Currently, two well-known clinical staging systems are used to classify patients according to risk groups based on clinicopathological characteristics [5]. Two widely accepted methods of hematologically based staging, Rai and Binet systems, have been used in both routine patients and in clinical trials, and have some similarities. The Rai classification is based on the presence or absence of lymphadenopathy and peripheral blood lymphocytosis, platelet count, hemoglobin (Hb) level. In the Binet staging system, CLL is categorized according to the number of lymphoid tissues, the presence of anemia and thrombocytopenia [6]. Fluorescence in situ hybridization (FISH) detects chromosomal anomalies in more than 80.0% of CLL cases, most of which are chromosomal deletions [7]. The most frequent chromosomal abnormalities are deletions of the TP53 gene located on 17p13 (8.0%), trisomy 12 (16.0%), 11q22.3-q23.1 deletions (19.0%) and 13q14 deletions (53.0%). Patients with 17p deletion (17p-) and 11q deletion (11q-) are associated with poor prognosis and short survival. The 13q deletion (13q-) is associated with a slower progressive form of the disease and a better prognosis [8].

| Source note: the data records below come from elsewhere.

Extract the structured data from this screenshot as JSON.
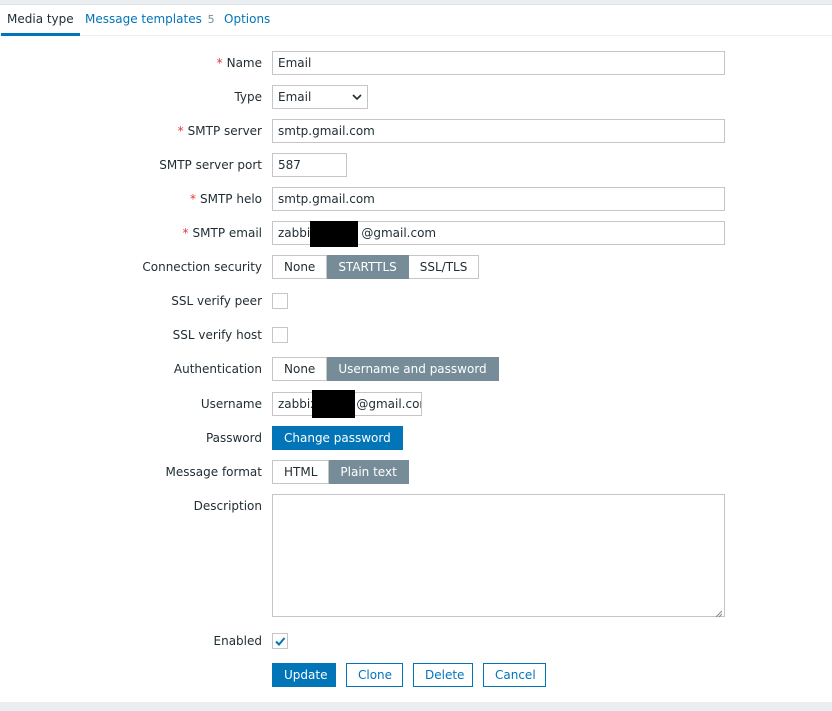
{
  "tabs": [
    {
      "label": "Media type"
    },
    {
      "label": "Message templates",
      "count": "5"
    },
    {
      "label": "Options"
    }
  ],
  "form": {
    "name": {
      "label": "Name",
      "value": "Email"
    },
    "type": {
      "label": "Type",
      "value": "Email"
    },
    "smtp_server": {
      "label": "SMTP server",
      "value": "smtp.gmail.com"
    },
    "smtp_port": {
      "label": "SMTP server port",
      "value": "587"
    },
    "smtp_helo": {
      "label": "SMTP helo",
      "value": "smtp.gmail.com"
    },
    "smtp_email": {
      "label": "SMTP email",
      "value_prefix": "zabbix",
      "value_suffix": "@gmail.com"
    },
    "connection_security": {
      "label": "Connection security",
      "options": [
        "None",
        "STARTTLS",
        "SSL/TLS"
      ],
      "selected": "STARTTLS"
    },
    "ssl_verify_peer": {
      "label": "SSL verify peer",
      "checked": false
    },
    "ssl_verify_host": {
      "label": "SSL verify host",
      "checked": false
    },
    "authentication": {
      "label": "Authentication",
      "options": [
        "None",
        "Username and password"
      ],
      "selected": "Username and password"
    },
    "username": {
      "label": "Username",
      "value_prefix": "zabbix",
      "value_suffix": "@gmail.cor"
    },
    "password": {
      "label": "Password",
      "button": "Change password"
    },
    "message_format": {
      "label": "Message format",
      "options": [
        "HTML",
        "Plain text"
      ],
      "selected": "Plain text"
    },
    "description": {
      "label": "Description",
      "value": ""
    },
    "enabled": {
      "label": "Enabled",
      "checked": true
    }
  },
  "actions": {
    "update": "Update",
    "clone": "Clone",
    "delete": "Delete",
    "cancel": "Cancel"
  },
  "colors": {
    "accent": "#0275b8",
    "selected_segment": "#768d99",
    "required": "#e33734"
  }
}
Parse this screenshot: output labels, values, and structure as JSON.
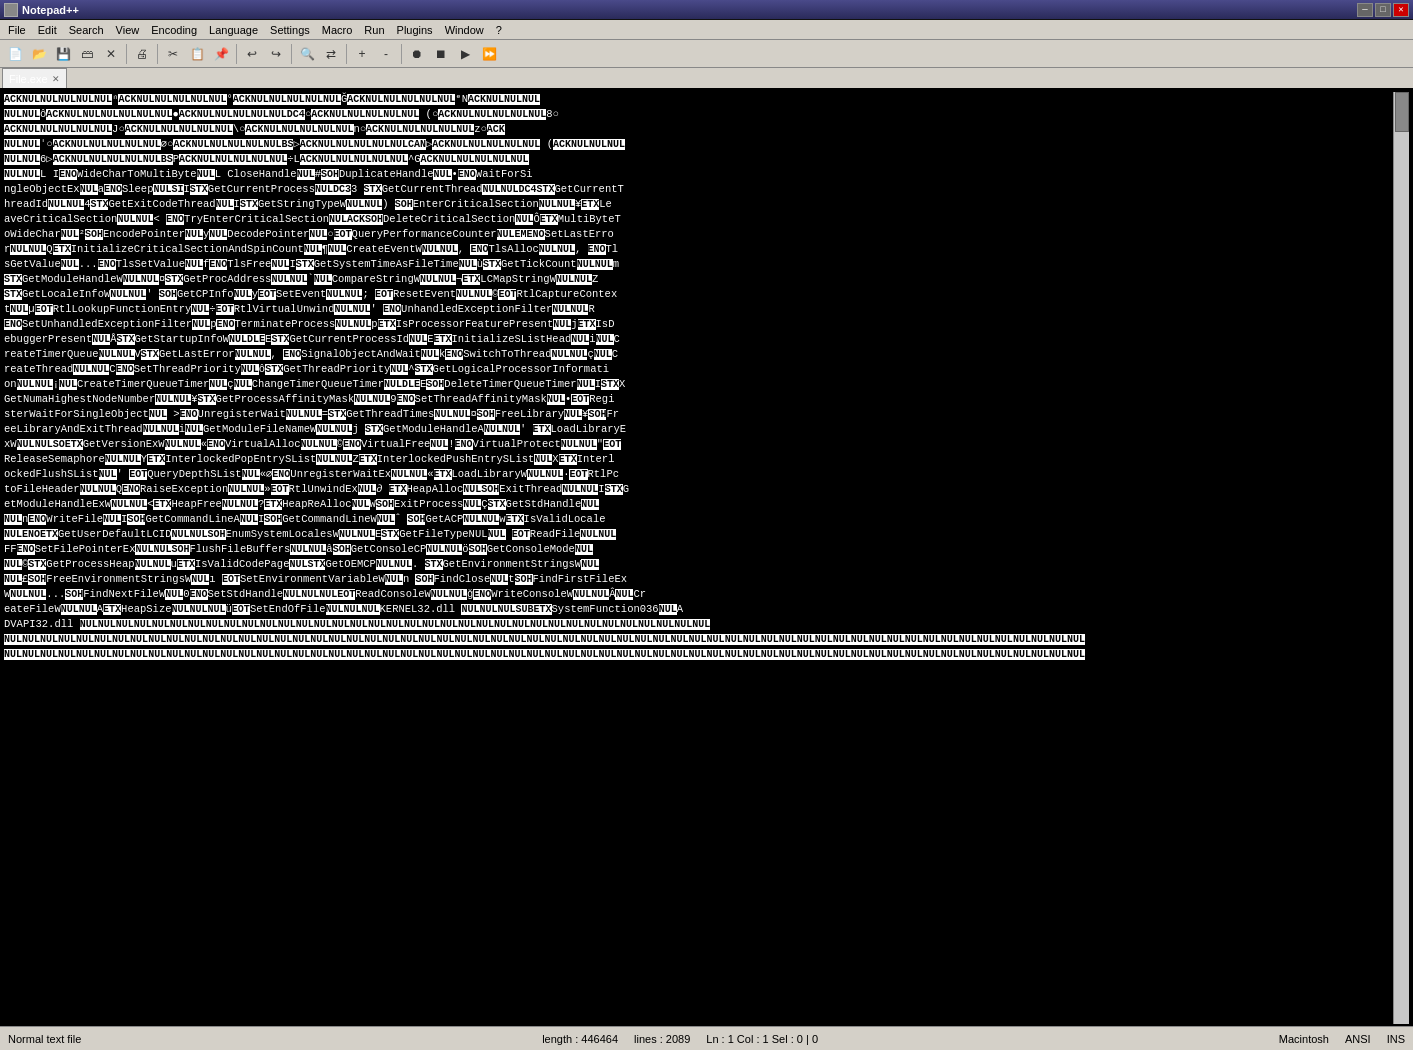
{
  "titleBar": {
    "title": "Notepad++",
    "minimize": "─",
    "maximize": "□",
    "close": "✕"
  },
  "menuBar": {
    "items": [
      "File",
      "Edit",
      "Search",
      "View",
      "Encoding",
      "Language",
      "Settings",
      "Macro",
      "Run",
      "Plugins",
      "Window",
      "?"
    ]
  },
  "tabs": [
    {
      "label": "File.exe",
      "active": true
    }
  ],
  "statusBar": {
    "mode": "Normal text file",
    "length": "length : 446464",
    "lines": "lines : 2089",
    "position": "Ln : 1   Col : 1   Sel : 0 | 0",
    "lineEnding": "Macintosh",
    "encoding": "ANSI",
    "ins": "INS"
  }
}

The P53 gene protects the integrity of the genome. The p53 gene is functionally ineffective in all cancers and has a role in preventing tumorigenesis [9]. The P53 pathway responds to stresses in cell division and replication. Stress signals are also transmitted to the p53 protein [10]. In response to the P53 activation, P53-mediated down-stream events consist of cell cycle arrest and apoptosis. DNA damage can activate p53 with the inclusion of DNA double-strand break and DNA repair intermediates following chemical damage to DNA. In this case, there is an increase in p53 level of the cell and activation of p53 as a transcription factor [11].

Determining the prognosis of CLL patients is important for survival and remission. Prognostic parameters should be considered in the genetic evaluation of the process of the disease. By determining the differences in gene expression in CLL cases, it will be possible to use them as markers. There are few studies in the literature regarding the overall evaluation of genes in the p53 pathway. Thus, we designed the current study to perform expression profiling of 22 genes for the first time in CLL. We aimed to obtain new data with respect to the pathogenesis of the disease and infer new molecular markers related to prognosis of CLL. Our results are possibly significance for clarifying the currently unknown molecular pathogenesis of CLL. In this study, the most frequently selected two housekeeping genes (HKG), were used as candidates for normalizing RT² Profiler polymerase chain reaction (PCR) Array data in CLL. These genes are β-actin (ACTE) and β2-microglobulin (β2-A/G).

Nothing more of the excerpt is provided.